Con el tiempo, creces y tienes que aprender a socializar con personas de verdad, cosa que nunca resultó del todo bien conmigo. Prefería a los personajes ficticios. A los once años, mis mejores amigos eran Harry, Ron y Hermione. Más tarde conocí también a las personas que los interpretaban en las películas y los convertí en mis ídolos. Descubrí que me era más fácil relacionarme con esas personas a las que no podía llegar físicamente, que a las que tenía a mí alrededor.

A este tipo de relación, en la que sentimos que conocemos e incluso queremos a una persona que si bien no es real o no nos conoce, como es el caso de alguna celebridad o personaje histórico, se le llama “parasocial”, término dado por los psicólogos Donald Horton y Richard Wohl en 1956 a la relación platónica que las personas creaban con personajes ficticios y figuras políticas. Así que desde la abuela eternamente enamorada de Pedro Infante hasta el vecinito que jura que Peter Parker es su mejor amigo, esta situación no es para nada ficticia.

Quizá la falta de interés en aprender a relacionarnos con personas reales es directamente proporcional a la manera en que formamos nuestras relaciones parasociales.

Este tipo de relaciones se dan cuando sentimos confianza y hasta cierto nivel complicidad con dicho personaje. Conocemos su historia y sentimos lo que ellos sienten. Basta con decir que lloro mucho más cuando leo el capítulo en el que muere el profesor Snape en Harry Potter que cuando lo hace algún familiar lejano al que no recuerdo. A pesar de que uno es real y el otro no. Nos involucramos tanto con su vida que la sentimos propia. Sabemos por lo que han pasado, los sacrificios que han hecho y el proceso que han atravesado con una meta en específico. Hemos sentido sus alegrías, sus tristezas y compartido sus historias. Y hemos aprendido sus lecciones.

Esta actitud automática en la que nuestras sensaciones son reales a pesar de estar conscientes de que las situaciones no lo son, fue llamada “Alief” por la profesora en filosofía Tamar Gendler.

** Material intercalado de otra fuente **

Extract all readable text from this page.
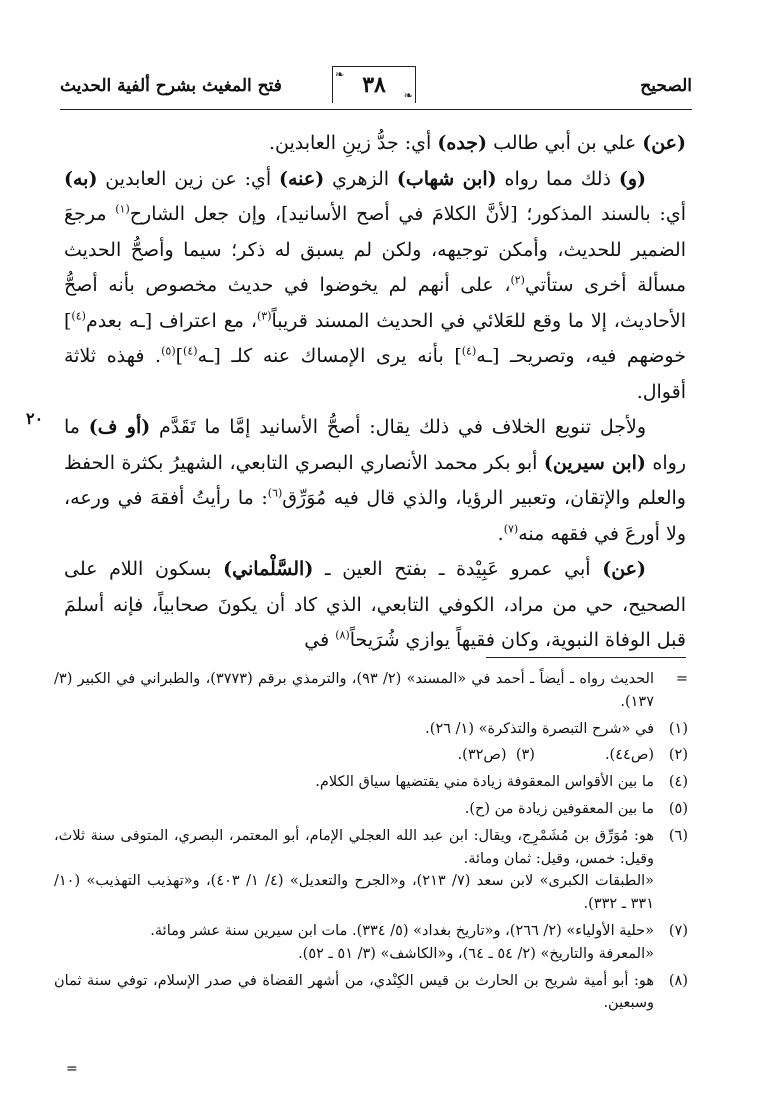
الصحيح
❧ ٣٨ ❧
فتح المغيث بشرح ألفية الحديث
٢٠

(عن) علي بن أبي طالب (جده) أي: جدُّ زينِ العابدين.

(و) ذلك مما رواه (ابن شهاب) الزهري (عنه) أي: عن زين العابدين (به) أي: بالسند المذكور؛ [لأنَّ الكلامَ في أصح الأسانيد]، وإن جعل الشارح$^{(١)}$ مرجعَ الضمير للحديث، وأمكن توجيهه، ولكن لم يسبق له ذكر؛ سيما وأصحُّ الحديث مسألة أخرى ستأتي$^{(٢)}$، على أنهم لم يخوضوا في حديث مخصوص بأنه أصحُّ الأحاديث، إلا ما وقع للعَلائي في الحديث المسند قريباً$^{(٣)}$، مع اعتراف [ـه بعدم$^{(٤)}$] خوضهم فيه، وتصريحـ [ـه$^{(٤)}$] بأنه يرى الإمساك عنه كلـ [ـه$^{(٤)}$]$^{(٥)}$. فهذه ثلاثة أقوال.

ولأجل تنويع الخلاف في ذلك يقال: أصحُّ الأسانيد إمَّا ما تَقَدَّم (أو ف) ما رواه (ابن سيرين) أبو بكر محمد الأنصاري البصري التابعي، الشهيرُ بكثرة الحفظ والعلم والإتقان، وتعبير الرؤيا، والذي قال فيه مُوَرِّق$^{(٦)}$: ما رأيتُ أفقهَ في ورعه، ولا أورعَ في فقهه منه$^{(٧)}$.

(عن) أبي عمرو عَبِيْدة ـ بفتح العين ـ (السَّلْماني) بسكون اللام على الصحيح، حي من مراد، الكوفي التابعي، الذي كاد أن يكونَ صحابياً، فإنه أسلمَ قبل الوفاة النبوية، وكان فقيهاً يوازي شُرَيحاً$^{(٨)}$ في

=
الحديث رواه ـ أيضاً ـ أحمد في «المسند» (٢/ ٩٣)، والترمذي برقم (٣٧٧٣)، والطبراني في الكبير (٣/ ١٣٧).
(١)
في «شرح التبصرة والتذكرة» (١/ ٢٦).
(٢)
(ص٤٤).
(٣)  (ص٣٢).
(٤)
ما بين الأقواس المعقوفة زيادة مني يقتضيها سياق الكلام.
(٥)
ما بين المعقوفين زيادة من (ح).
(٦)
هو: مُوَرِّق بن مُشَمْرِج، ويقال: ابن عبد الله العجلي الإمام، أبو المعتمر، البصري، المتوفى سنة ثلاث، وقيل: خمس، وقيل: ثمان ومائة.
«الطبقات الكبرى» لابن سعد (٧/ ٢١٣)، و«الجرح والتعديل» (٤/ ١/ ٤٠٣)، و«تهذيب التهذيب» (١٠/ ٣٣١ ـ ٣٣٢).
(٧)
«حلية الأولياء» (٢/ ٢٦٦)، و«تاريخ بغداد» (٥/ ٣٣٤). مات ابن سيرين سنة عشر ومائة.
«المعرفة والتاريخ» (٢/ ٥٤ ـ ٦٤)، و«الكاشف» (٣/ ٥١ ـ ٥٢).
(٨)
هو: أبو أمية شريح بن الحارث بن قيس الكِنْدي، من أشهر القضاة في صدر الإسلام، توفي سنة ثمان وسبعين.
=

Esto explica por qué lloramos tanto al final de Toy Story 3 o sentimos mariposas en el estómago cada vez que vemos a Cory y Topanga juntos.

Hoy en día sucede también con las celebridades, pues con acceso a las redes sociales nos es sencillo acceder a su información, ver y leer sus actividades diarias y vivir su historia. Por otro lado, muchos optamos por compartir la nuestra de la misma manera, quizá con el propósito de que alguien allá afuera logre involucrarse sin llegar a hacerlo físicamente. Y somos muchísimos. De hecho, la cantidad de personas que prefieren relaciones parasociales sobre las relaciones sociales está subestimada.

Quizá la falta de interés en aprender a relacionarnos con personas reales es directamente proporcional a la manera en que formamos nuestras relaciones parasociales. Quizá por eso nos hemos convertido en una generación que socializa a través de una pantalla. Nos hemos vuelto personajes ficticios. Por mi parte y sin titubear, puedo afirmar que he pasado al menos una cuarta parte de mi vida viviendo en un mundo ficticio. Hasta la fecha cada vez que tengo que enfrentar un problema, leo un libro y recuerdo que pase lo que pase afuera, mis amigos imaginarios van a seguir ahí, plasmados en papel. Al crecer aprendes a diferenciar entre ambas realidades y a aplicar lo que aprendiste en una para funcionar en la otra. Y es eso lo que lo vuelve real.